Fritz äußert sich zu dem Begriff „Spiel“ in seinem Werk „Theorie und Pädago-gik des Spiels“, indem er sagt: „Mal ist die konkrete Spieltätigkeit gemeint, mal ein bestimmtes Medienprodukt, mal die Beurteilung eines Verhaltens, mal eine Beobachtung in der Natur; ein anderes Mal ist der Begriff zu einer Redensart geworden, die einen Sachverhalt umschreibt, in dem spielerische Elemente eine Rolle spielen.“ (Fritz 1991, S. 13)
Der Versuch, sich dem Phänomen „Spiel“ durch den sprachlichen Gebrauch zu nähern, scheint somit unmöglich zu sein. Deshalb bezieht sich die vorliegende Arbeit bei der Verwendung des Begriffes „Spiel“ ausschließlich auf das Spiel der Menschen im eigentlichen Sinne.

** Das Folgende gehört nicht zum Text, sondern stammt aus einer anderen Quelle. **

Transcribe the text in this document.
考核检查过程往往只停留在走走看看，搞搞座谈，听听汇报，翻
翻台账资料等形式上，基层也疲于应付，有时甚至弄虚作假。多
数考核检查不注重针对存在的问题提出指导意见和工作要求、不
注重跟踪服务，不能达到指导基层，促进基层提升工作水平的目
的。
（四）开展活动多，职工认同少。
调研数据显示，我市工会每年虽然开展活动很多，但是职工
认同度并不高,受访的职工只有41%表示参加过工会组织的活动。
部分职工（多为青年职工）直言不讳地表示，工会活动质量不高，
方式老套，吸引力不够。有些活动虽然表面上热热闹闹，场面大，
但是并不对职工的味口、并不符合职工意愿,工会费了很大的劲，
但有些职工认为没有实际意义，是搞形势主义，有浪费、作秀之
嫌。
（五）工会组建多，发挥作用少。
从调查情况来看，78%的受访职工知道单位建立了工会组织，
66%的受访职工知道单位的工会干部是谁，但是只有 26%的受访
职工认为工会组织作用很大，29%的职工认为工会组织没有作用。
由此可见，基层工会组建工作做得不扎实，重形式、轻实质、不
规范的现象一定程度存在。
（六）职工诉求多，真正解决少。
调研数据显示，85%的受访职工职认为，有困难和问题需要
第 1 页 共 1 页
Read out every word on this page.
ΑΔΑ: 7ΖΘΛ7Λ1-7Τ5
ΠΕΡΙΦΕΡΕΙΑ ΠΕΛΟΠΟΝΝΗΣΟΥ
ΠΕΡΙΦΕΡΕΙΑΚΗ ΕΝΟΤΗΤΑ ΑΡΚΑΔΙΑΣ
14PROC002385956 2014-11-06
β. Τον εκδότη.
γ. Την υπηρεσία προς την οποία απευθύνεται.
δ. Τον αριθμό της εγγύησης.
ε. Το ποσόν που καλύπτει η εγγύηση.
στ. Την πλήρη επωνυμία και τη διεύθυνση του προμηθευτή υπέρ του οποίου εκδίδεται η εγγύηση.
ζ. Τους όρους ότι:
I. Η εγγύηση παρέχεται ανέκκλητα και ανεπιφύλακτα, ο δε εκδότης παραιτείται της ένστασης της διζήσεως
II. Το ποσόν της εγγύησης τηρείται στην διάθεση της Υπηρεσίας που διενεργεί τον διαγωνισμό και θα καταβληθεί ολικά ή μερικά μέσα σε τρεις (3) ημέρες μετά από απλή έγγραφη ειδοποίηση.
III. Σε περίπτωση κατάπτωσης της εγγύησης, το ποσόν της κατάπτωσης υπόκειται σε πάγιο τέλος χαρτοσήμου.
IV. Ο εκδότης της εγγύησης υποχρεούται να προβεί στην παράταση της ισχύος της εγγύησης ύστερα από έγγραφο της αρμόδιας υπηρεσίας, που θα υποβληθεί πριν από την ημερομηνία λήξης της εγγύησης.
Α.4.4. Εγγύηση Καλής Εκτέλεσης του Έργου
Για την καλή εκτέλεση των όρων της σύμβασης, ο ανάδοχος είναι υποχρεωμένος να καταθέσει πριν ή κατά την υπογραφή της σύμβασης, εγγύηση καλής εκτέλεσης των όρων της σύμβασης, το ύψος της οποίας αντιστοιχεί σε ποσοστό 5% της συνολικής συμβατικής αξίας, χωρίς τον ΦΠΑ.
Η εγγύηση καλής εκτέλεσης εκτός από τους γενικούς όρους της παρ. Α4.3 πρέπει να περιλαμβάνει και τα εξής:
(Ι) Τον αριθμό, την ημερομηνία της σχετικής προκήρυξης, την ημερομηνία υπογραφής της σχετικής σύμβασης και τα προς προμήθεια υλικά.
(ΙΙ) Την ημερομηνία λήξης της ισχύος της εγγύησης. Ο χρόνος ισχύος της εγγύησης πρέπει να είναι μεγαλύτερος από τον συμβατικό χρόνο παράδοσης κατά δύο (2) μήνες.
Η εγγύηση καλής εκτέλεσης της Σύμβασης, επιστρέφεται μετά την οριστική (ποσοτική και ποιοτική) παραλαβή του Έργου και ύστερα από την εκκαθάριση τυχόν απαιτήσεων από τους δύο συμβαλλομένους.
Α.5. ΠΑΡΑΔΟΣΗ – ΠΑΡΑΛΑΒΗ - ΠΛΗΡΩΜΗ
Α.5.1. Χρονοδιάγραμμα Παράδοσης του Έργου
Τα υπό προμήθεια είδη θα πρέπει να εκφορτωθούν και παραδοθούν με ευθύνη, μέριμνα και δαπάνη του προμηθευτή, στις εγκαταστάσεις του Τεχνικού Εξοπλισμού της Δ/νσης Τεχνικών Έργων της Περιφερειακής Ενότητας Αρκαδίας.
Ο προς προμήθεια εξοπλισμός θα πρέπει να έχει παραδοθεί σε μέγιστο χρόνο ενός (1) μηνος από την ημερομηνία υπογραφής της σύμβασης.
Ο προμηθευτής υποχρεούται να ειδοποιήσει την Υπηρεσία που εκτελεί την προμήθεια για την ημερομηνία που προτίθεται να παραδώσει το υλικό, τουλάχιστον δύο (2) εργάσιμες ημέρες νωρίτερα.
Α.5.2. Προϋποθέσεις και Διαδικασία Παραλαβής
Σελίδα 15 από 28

Früher hatte der Begriff „Spiel“ zudem eine differenzierte Bedeutung in den verschiedenen kulturellen Zusammenhängen. Das belegt eine systematische Darstellung kindlicher Spiele von J. A. Pokorowski aus dem Jahre 1887. Dem-nach bedeutete „Spiel“ bei den alten Griechen „Sich-Kindereien-Hingeben“. Die Begriffe Scherz und Lachen entsprachen bei den Juden dem Wort Spiel. Bei den Römern stand das Wort „ludus“ für Freude und Heiterkeit.
„Spilen“ be-deutete im Mittelhochdeutschen Scherz treiben, sich vergnügen. Im Laufe der Zeit wurden dann in allen europäischen Sprachen mit dem Wort Spiel alle nicht schweren Arbeiten, die Freude und Vergnügen bereiten, bezeichnet. (vgl. Elkonin 1980, S. 22)
2.2 Einige frühe Ansichten zur Erklärung des Phänomens „Spiel“
Das Spiel an sich ist als Phänomen derart von Bedeutung, dass bereits die Philosophen des Altertums darüber nachsinnten.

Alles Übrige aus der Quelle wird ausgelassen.